Über Telegram sei er an einen Unbekannten namens Abu Hab geraten. Der Kontakt habe ihm erklärt, wie man einen Sprengkörper bastelt. Zugleich aber beteuerte J., dass er nie einen Anschlag auf die jüdische Einrichtung geplant habe.
Rolle des Chatpartners noch ungewiss
Zunächst wurden auch zwei weitere Brüder des Beschuldigten festgesetzt, die dabei beobachtet wurden, wie sie einen Campingkocher und eine Gaskartusche in einen Wagen mit Osnabrücker Kennzeichen verfrachtet hatten.
Zudem ließ die Generalstaatsanwaltschaft weitere Objekte durchsuchen. Erneut durchstöberten Sprengstoffhunde die Räume. Wie aus Ermittlungskreisen zu erfahren war, fanden sich bisher weder Sprengstoff noch Waffen. Die Beweislage scheint vage zu sein.
Aus der Auswertung des Handys und dem Chatverkehr erhoffen sich die Staatsschützer weitere Aufschlüsse über die Frage, wie ernsthaft die Absichten des Jugendlichen waren. Prahlte da ein pubertierender Antisemit mit seinem Vorhaben, oder war es ihm ernst? Zudem versuchen die Strafverfolger nach wie vor den Chatpartner „Abu Hab“ zu identifizieren und seine Rolle einzuordnen. Gab er etwa das Kommando für einen Anschlag? Oder war es umgekehrt? Wie es hieß, werde man nach den Vernehmungen von Vater und Sohn über den weiteren Fortgang der Ermittlungen entscheiden. Sollten sich nicht weitere Beweise finden lassen, kommen Vater und Sohn wieder frei.

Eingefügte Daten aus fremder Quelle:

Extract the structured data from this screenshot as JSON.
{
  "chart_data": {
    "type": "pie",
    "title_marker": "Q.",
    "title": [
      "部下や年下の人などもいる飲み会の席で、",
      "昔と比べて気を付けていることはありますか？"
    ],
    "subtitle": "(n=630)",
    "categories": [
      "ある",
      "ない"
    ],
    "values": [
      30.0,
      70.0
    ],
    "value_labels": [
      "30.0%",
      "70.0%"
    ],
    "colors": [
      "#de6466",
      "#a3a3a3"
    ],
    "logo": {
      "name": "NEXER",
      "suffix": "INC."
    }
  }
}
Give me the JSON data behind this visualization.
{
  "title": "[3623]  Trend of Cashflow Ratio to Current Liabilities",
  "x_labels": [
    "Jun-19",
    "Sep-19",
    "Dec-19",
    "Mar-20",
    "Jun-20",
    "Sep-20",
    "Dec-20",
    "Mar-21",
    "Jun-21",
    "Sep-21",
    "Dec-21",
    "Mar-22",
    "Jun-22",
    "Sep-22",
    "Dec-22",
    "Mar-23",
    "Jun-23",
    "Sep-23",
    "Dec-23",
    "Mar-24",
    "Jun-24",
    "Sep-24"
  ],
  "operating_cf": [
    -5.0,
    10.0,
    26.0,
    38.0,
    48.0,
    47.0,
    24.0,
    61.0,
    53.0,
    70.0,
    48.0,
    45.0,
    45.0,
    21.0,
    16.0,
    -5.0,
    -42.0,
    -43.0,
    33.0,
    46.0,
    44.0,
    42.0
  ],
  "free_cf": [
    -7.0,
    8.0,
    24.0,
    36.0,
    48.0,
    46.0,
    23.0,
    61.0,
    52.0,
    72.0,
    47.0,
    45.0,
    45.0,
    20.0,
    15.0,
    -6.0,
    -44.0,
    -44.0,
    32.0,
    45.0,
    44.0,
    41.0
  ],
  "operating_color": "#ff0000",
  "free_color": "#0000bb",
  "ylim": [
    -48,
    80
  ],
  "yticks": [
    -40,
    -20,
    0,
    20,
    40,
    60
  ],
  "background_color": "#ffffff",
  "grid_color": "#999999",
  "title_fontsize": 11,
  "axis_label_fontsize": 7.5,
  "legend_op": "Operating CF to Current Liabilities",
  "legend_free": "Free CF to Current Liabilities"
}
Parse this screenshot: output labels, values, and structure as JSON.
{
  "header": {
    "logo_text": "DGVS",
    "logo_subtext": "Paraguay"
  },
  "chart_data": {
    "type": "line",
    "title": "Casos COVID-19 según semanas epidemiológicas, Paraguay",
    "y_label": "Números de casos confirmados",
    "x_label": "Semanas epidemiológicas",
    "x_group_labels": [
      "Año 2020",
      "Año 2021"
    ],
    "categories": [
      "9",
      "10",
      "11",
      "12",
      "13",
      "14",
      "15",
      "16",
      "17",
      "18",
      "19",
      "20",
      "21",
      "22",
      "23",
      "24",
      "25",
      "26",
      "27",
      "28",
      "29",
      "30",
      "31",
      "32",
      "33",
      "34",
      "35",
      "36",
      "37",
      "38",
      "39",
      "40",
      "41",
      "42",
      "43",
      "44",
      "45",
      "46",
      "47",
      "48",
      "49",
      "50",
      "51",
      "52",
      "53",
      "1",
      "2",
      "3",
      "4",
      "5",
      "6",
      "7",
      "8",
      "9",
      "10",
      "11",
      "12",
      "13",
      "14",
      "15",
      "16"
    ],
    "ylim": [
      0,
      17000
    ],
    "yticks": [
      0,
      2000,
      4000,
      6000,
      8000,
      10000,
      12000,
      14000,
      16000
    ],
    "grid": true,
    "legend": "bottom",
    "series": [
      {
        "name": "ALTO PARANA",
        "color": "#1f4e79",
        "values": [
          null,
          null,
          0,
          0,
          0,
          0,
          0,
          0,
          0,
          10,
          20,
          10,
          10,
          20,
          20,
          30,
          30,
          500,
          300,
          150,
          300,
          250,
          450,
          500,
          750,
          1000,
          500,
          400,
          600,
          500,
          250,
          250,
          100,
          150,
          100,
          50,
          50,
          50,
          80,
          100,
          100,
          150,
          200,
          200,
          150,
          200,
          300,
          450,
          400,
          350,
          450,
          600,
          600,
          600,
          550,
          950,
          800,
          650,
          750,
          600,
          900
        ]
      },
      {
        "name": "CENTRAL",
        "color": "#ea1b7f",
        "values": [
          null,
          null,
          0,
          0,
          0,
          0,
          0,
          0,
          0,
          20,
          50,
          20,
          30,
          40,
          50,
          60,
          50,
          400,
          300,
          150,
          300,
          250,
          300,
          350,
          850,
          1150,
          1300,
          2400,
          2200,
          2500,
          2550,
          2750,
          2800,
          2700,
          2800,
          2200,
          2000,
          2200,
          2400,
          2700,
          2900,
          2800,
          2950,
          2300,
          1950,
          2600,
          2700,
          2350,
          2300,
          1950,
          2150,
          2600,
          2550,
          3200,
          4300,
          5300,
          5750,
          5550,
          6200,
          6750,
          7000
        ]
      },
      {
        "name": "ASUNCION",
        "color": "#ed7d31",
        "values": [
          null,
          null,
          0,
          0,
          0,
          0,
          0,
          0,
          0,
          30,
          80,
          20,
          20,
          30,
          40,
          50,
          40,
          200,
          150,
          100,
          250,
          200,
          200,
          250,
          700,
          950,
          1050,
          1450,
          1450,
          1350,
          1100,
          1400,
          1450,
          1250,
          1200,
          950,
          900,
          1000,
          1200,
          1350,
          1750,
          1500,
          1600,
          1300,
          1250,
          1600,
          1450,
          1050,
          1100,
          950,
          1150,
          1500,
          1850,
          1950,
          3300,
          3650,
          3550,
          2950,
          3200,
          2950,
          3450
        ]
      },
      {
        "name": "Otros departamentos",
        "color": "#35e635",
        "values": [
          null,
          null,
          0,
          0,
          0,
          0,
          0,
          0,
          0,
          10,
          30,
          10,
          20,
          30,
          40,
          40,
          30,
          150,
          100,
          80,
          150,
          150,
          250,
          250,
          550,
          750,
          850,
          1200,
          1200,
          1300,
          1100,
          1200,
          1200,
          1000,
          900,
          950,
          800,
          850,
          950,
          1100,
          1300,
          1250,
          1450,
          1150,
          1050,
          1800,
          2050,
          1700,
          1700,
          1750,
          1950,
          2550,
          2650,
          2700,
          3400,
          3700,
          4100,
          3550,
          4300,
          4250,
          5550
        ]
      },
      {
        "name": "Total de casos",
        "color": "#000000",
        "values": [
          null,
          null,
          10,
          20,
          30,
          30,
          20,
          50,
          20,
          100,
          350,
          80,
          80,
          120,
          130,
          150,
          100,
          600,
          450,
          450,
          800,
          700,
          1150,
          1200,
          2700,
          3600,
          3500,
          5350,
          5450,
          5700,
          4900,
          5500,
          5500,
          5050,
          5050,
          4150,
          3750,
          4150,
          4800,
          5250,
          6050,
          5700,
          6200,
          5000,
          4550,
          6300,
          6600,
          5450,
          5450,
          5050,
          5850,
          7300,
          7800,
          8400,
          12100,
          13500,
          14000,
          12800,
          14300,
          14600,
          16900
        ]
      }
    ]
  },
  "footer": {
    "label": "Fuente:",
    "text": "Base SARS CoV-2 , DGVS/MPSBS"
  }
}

Antisemitische Stimmung macht sich bemerkbar
Bereits im Frühjahr grassierte antisemitische Hetze durch junge Muslime hierzulande im Zuge des Palästina-Konflikts. Dabei wirken wie so oft die sozialen Netzwerke als Radikalisierungsmaschine. Einpeitscher der palästinensischen Terrororganisation Hamas oder dem Islamischen Staats rufen im Netz dazu auf, den Staat Israel und alle Juden weltweit zu vernichten.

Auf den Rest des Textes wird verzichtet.